Thrusting Pattern

What Is a Thrusting Pattern?

A thrusting pattern is a type of price chart pattern used by technical analysts. It is formed when a long black (down) candle is followed by a white (up) candle. The white candle closes above the black candle's close, but it doesn't close above the midpoint of the black candle's real body.

Thrusting patterns are generally considered to be a bearish continuation pattern. However, evidence suggests that they can also signal a bullish reversal. Therefore, the thrusting pattern is best used in combination with other trading signals.

Key Takeaways

  • A thrusting pattern is a long black candle followed by a white candle that closes near the midpoint of the black candle's real body.
  • The pattern is thought to act as a continuation pattern, but in reality, it acts as a reversal pattern about half the time.
  • Thrusting patterns are fairly common, don't necessarily result in large price moves, and are most useful when combined with other types of evidence.
Thrusting pattern candlestick example image
 Image by Julie Bang © Investopedia 2019

Understanding a Thrusting Pattern

A thrusting pattern occurs when a black candle is followed by a white candle. The white candle gaps lower, but then it closes the period near the midpoint of the black candle's real body.

The general interpretation of the thrusting pattern is that it reflects bulls' attempts to intervene following a price decline. The failure of the white candle to break out above the black candle's midpoint suggests that the bulls lack the strength to reverse the bearish trend. Therefore, some assume a thrusting pattern signifies a continuation of the downtrend as the bulls will eventually give up their rally attempt.

There is, however, contrary evidence. Statistical analysis of the thrusting pattern has shown that it is also often followed by a bullish reversal. It is essentially a coin flip as to whether the price will go higher or lower following the pattern.

Because of these mixed results, if using the pattern for trading or analytical purposes, the trader should be open to a breakout (move above the pattern's high or low) in either direction, or they should only take a trade in the breakout direction if confirmed by other forms of technical analysis.

For example, if a stock pulls back within a long-term uptrend and then forms a thrusting pattern along a rising trendline, it could signal the pullback is over and the uptrend is resuming if the price breaks the pattern to the upside.

Trading the Thrusting Pattern

Since the price can break higher or lower following the pattern, traders will watch for the price to move above the high of the first candle to signal a potential long trade or a drop below the second candle low to signal a short trade.

A stop loss could be placed at a number of different places. If an upside breakout occurs, a stop loss can be placed below the low of the pattern or below the low of the most recent breakout candle. If a downside breakout occurs, a stop loss could be placed above the high of the pattern or above the most recent breakout candle.

Another form of technical analysis is used to signal when to take profit, as the candlestick pattern doesn't have a profit target.

Technical Analysis

The thrusting pattern is one of many candlestick patterns used in technical analysis, a discipline of investing based on analyzing the past and present price history of a security. Because technical analysis focuses on price movements, as opposed to the fundamental characteristics of the security in question, the techniques of technical analysis can be applied across a wide range of asset classes. Apart from technical analysis, the other major approach to investing is fundamental analysis, which is associated with value investors like Warren Buffett and Benjamin Graham.

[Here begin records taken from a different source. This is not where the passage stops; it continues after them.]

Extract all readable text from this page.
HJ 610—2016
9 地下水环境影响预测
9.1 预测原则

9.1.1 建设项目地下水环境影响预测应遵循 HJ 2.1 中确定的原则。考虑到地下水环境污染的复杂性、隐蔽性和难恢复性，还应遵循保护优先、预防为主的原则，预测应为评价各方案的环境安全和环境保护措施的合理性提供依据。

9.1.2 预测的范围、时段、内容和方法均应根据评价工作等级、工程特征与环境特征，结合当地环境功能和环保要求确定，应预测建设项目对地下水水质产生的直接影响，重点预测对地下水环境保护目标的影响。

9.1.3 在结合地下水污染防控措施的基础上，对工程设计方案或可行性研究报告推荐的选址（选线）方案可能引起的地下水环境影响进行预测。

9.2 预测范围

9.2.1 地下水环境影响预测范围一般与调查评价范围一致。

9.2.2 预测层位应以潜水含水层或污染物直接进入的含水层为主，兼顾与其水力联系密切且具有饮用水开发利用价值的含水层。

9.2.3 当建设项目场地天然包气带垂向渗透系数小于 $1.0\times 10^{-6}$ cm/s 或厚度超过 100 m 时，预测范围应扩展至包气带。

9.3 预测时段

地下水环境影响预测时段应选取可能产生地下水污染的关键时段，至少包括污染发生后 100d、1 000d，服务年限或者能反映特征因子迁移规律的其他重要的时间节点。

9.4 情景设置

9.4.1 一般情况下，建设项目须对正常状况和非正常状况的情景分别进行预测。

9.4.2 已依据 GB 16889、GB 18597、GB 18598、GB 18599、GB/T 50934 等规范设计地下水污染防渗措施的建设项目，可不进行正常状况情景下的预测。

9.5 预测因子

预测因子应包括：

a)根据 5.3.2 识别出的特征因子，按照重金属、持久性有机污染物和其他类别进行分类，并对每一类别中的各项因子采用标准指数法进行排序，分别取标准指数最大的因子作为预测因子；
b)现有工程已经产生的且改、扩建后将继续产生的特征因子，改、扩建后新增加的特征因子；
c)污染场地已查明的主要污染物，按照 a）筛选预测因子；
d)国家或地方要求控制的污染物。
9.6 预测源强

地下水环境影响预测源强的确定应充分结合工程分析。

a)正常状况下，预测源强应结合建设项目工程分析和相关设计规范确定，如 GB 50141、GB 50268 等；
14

Real-World Example of a Thrusting Pattern

The following daily chart of Meta (META), formerly Facebook, shows three separate thrusting patterns.

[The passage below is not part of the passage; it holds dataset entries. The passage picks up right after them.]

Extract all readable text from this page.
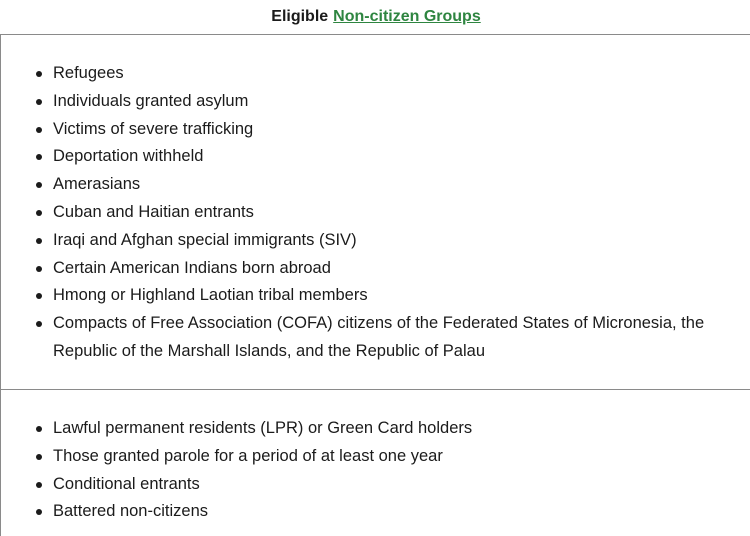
Eligible Non-citizen Groups
Refugees
Individuals granted asylum
Victims of severe trafficking
Deportation withheld
Amerasians
Cuban and Haitian entrants
Iraqi and Afghan special immigrants (SIV)
Certain American Indians born abroad
Hmong or Highland Laotian tribal members
Compacts of Free Association (COFA) citizens of the Federated States of Micronesia, the Republic of the Marshall Islands, and the Republic of Palau
Lawful permanent residents (LPR) or Green Card holders
Those granted parole for a period of at least one year
Conditional entrants
Battered non-citizens
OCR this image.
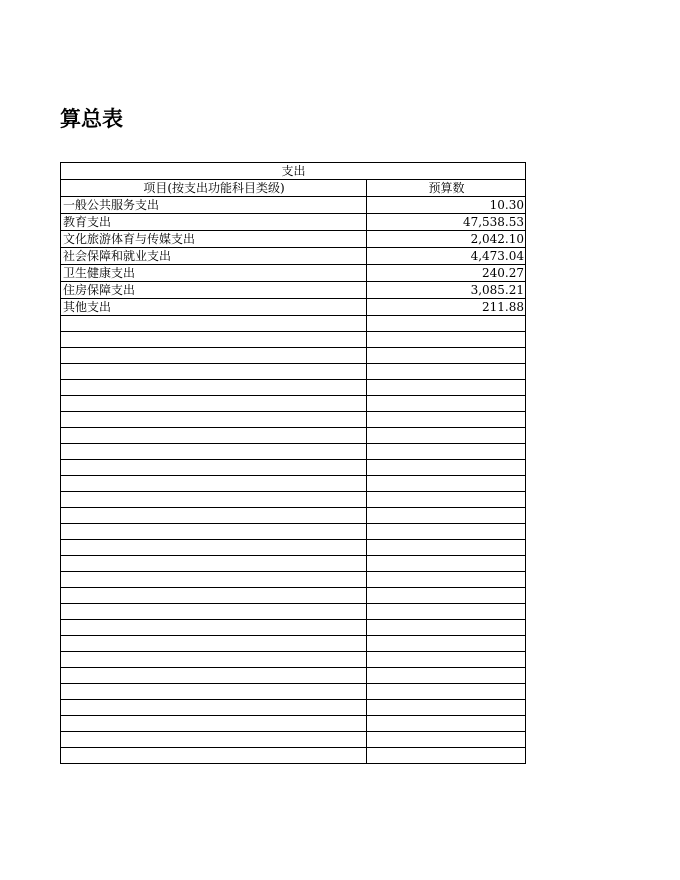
算总表
支出	
项目(按支出功能科目类级)	预算数
一般公共服务支出	10.30
教育支出	47,538.53
文化旅游体育与传媒支出	2,042.10
社会保障和就业支出	4,473.04
卫生健康支出	240.27
住房保障支出	3,085.21
其他支出	211.88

thrusting pattern stock chart example

The first example, on the left, resulted in a reversal higher. There is a sharp sell-off but then the price continues to rise above the top of the pattern.

The second example is a continuation pattern. The price is rolling over to the downside when the candlestick pattern forms. The price proceeds lower following the pattern.

In the third example, there is a sharp drop quickly followed by a move back to the upside.

Thrusting Pattern vs. In Neck Candlestick Pattern

The thrusting pattern is similar to the "in neck" and "on neck" chart patterns. However, the thrusting pattern is unique because its white candle must close above the close of the black candle. With the on neck pattern, the black and white candles have the same closing level.

The thrusting pattern is also similar to the piercing pattern, in which the white candle closes above the midpoint of the previous black candle.

Limitations of the Thrusting Pattern

The pattern is a poor predictor of price direction following the pattern. It is a coin flip as to whether the price will go higher or lower. Traders can wait for a breakout of the pattern to see which way the price is going.

The price won't necessarily have a large move following the pattern. The price may run for several periods, or it may reverse course relatively quickly. Other forms of technical analysis are used to help confirm entries and a profitable exit point.